The Centers for Medicare and Medicaid Services (CMS) is moving ahead with efforts to get the Affordable Care Act risk-adjustment program moving again.
CMS today published a draft emergency patch regulation, for 2018 program operations, in the Federal Register.
A federal court in New Mexico has blocked risk-adjustment program operations, due to concerns about the risk-adjustment methods CMS has established for coverage years 2014 through 2018.
CMS officials say the new draft regulations could affect about $4.8 billion in 2018 ACA risk-adjustment program payments.
Program managers are supposed to try to even out health risk for individual major medical business that generated a total of about $75 billion in premium revenue in 2017.

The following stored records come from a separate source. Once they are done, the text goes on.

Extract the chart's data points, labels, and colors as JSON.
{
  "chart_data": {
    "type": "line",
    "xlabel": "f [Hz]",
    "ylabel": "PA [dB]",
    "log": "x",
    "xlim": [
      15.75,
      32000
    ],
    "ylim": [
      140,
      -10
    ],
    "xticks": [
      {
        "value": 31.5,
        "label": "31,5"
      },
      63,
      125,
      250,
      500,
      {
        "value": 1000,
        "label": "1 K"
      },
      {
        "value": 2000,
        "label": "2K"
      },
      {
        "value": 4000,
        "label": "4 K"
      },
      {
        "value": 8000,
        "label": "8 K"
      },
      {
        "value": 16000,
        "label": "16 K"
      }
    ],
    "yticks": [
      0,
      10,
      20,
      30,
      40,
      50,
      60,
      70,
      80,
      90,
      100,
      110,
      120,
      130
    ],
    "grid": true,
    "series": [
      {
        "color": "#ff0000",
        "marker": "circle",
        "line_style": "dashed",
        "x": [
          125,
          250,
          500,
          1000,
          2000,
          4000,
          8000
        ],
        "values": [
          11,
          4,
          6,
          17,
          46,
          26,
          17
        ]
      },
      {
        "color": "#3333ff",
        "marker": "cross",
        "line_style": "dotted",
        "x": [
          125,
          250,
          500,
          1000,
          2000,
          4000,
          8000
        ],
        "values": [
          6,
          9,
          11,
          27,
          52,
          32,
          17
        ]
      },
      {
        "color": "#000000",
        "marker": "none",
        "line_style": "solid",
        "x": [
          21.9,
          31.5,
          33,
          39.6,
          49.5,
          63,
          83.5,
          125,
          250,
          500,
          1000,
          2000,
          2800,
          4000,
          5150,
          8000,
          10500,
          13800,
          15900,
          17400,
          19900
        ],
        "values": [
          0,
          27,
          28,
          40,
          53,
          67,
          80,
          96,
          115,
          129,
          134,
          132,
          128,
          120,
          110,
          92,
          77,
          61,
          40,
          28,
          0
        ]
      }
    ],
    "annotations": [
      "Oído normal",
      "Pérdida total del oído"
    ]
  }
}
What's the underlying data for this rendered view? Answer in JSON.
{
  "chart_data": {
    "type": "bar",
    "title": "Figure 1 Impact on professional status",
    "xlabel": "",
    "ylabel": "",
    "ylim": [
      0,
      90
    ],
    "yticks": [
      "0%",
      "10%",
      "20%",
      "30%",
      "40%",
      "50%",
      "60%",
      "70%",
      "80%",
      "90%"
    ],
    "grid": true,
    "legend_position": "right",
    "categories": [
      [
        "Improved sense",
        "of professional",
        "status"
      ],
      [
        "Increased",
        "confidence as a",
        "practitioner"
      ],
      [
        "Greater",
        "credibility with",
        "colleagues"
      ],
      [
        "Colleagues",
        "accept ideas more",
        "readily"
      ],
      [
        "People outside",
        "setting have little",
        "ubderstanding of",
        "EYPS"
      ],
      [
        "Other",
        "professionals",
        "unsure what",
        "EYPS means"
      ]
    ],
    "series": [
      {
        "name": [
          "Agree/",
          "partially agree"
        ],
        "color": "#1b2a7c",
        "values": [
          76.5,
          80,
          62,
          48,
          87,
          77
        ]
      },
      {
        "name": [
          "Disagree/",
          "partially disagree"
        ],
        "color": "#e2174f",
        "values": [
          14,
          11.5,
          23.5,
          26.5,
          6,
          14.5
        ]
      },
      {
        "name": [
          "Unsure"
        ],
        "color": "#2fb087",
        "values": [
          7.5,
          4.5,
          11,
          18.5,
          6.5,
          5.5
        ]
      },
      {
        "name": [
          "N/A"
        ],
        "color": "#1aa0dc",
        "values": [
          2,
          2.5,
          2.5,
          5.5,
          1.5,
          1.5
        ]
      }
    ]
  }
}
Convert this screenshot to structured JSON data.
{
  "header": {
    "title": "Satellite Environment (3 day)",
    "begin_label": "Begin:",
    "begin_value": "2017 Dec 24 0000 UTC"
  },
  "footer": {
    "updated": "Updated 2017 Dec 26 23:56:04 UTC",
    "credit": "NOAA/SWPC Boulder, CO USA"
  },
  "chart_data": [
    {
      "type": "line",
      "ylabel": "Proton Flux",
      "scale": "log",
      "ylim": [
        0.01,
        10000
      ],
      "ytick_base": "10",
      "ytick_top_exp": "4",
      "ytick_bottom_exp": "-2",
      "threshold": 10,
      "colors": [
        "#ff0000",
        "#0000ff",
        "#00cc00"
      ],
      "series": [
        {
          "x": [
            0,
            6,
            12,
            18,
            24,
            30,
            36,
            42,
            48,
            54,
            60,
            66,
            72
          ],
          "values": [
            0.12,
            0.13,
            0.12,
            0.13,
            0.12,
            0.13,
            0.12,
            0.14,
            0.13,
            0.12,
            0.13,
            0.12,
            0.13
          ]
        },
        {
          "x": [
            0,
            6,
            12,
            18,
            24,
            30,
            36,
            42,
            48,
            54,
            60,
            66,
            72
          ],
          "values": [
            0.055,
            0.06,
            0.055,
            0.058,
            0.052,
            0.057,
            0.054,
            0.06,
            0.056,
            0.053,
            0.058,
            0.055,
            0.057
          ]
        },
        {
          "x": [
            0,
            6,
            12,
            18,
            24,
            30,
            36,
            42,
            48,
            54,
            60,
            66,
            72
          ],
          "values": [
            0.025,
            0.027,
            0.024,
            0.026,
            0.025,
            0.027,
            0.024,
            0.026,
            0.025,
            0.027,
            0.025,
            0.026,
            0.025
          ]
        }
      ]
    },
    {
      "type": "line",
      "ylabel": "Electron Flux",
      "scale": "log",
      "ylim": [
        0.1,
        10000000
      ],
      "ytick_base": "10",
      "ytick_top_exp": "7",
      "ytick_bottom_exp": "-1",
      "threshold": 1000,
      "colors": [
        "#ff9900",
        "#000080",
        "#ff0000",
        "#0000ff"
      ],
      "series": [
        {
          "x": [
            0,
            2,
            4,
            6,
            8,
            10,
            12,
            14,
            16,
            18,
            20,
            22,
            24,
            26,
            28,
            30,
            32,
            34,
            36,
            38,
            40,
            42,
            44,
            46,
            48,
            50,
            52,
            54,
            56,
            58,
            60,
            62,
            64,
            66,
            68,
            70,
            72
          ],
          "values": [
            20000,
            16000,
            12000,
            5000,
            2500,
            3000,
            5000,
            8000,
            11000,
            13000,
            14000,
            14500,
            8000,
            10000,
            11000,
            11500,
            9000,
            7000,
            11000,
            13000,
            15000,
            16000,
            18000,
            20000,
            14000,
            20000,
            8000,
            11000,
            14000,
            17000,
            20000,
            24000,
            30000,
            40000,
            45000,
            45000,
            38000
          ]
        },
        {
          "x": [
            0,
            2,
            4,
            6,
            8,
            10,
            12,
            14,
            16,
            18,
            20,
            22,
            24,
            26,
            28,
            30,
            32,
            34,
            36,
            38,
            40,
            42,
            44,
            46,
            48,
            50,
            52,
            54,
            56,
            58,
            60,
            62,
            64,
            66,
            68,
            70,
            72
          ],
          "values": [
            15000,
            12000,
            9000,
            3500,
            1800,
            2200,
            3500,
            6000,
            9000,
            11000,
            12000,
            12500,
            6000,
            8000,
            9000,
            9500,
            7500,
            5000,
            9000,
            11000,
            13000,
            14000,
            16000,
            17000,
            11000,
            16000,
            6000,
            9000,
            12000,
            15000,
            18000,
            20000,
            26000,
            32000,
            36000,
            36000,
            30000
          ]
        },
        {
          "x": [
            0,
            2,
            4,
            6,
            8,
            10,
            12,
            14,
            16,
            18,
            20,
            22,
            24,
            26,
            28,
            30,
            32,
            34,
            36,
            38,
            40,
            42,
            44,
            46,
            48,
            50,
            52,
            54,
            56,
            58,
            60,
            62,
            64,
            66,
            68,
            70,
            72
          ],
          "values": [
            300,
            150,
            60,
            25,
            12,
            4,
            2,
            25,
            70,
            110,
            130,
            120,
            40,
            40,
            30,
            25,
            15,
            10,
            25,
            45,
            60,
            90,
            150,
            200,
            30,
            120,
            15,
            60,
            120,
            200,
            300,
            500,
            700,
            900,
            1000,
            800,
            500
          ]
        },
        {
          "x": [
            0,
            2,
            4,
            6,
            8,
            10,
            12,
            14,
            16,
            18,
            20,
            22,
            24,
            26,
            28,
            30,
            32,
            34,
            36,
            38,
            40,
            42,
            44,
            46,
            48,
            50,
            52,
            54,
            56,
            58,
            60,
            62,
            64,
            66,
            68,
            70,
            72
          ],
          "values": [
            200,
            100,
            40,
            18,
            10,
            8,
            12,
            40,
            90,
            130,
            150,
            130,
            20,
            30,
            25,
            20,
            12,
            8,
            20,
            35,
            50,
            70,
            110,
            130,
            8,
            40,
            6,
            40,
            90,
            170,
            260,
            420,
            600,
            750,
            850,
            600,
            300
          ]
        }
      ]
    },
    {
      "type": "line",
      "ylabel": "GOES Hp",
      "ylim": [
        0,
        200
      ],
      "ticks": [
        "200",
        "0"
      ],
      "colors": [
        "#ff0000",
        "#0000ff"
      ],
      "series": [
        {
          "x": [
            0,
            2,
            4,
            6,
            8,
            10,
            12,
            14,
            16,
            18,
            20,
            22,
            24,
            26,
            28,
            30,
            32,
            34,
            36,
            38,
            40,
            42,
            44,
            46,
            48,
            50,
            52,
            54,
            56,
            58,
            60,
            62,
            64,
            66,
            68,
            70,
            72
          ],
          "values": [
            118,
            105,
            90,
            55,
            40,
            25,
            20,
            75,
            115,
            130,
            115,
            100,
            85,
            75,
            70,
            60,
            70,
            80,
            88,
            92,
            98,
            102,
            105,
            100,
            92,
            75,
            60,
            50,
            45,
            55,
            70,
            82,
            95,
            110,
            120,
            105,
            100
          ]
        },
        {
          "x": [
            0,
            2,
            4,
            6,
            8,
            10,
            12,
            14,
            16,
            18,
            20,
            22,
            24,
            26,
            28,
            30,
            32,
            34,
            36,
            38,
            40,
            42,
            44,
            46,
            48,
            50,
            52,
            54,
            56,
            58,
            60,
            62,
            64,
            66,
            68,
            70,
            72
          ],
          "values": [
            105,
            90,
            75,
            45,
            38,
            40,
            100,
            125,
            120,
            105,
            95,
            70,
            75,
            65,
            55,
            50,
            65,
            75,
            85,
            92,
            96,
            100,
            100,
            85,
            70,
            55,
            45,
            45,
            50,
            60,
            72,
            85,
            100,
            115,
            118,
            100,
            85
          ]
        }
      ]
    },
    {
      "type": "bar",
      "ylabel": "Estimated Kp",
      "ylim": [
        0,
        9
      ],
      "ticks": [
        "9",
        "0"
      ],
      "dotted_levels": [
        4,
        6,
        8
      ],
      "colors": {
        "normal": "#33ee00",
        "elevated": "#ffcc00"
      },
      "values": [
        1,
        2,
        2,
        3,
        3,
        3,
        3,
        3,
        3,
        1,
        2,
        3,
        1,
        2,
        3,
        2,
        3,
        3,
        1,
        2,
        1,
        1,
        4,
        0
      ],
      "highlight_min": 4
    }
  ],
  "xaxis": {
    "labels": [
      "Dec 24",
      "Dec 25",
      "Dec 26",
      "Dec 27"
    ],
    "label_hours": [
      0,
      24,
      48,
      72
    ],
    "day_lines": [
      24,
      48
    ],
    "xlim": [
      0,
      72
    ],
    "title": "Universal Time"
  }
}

CMS, an arm of the U.S. Department of Health and Human Services, is already using another set of emergency final regulations to keep the current risk-adjustment procedures in place for 2017, and to collect and pay out risk-adjustment cash for the 2017 plan year.
The new draft regulations would keep the current procedures in place for the 2018 plan year.
The Background
The ACA risk-adjustment program is supposed to use cash from issuers of individual and small-group major medical coverage with relatively low-risk enrollees to compensate the individual and small-group issuers that end up with the higher-risk enrollees.
Program managers now use a formula that bases payments partly on statewide average health coverage premiums, rather than an issuer's own premiums.
What New Mexico Health Connections Says
New Mexico Health Connections, a small, nonprofit health insurer, has argued — with broad support from other smaller, newer health insurers — that the current regulations are unfair to newer insurers, which tend to have less information about their enrollees than more established enrollees, and to insurers with premiums that are lower than the state average.
"The district court reasoned that HHS had not adequately explained its decision to adopt a methodology that used statewide average premum as the cost-scaling factor," CMS officials write in the official introduction to the draft regulations. "The district court otherwise rejected New Mexico Health Connections' arguments."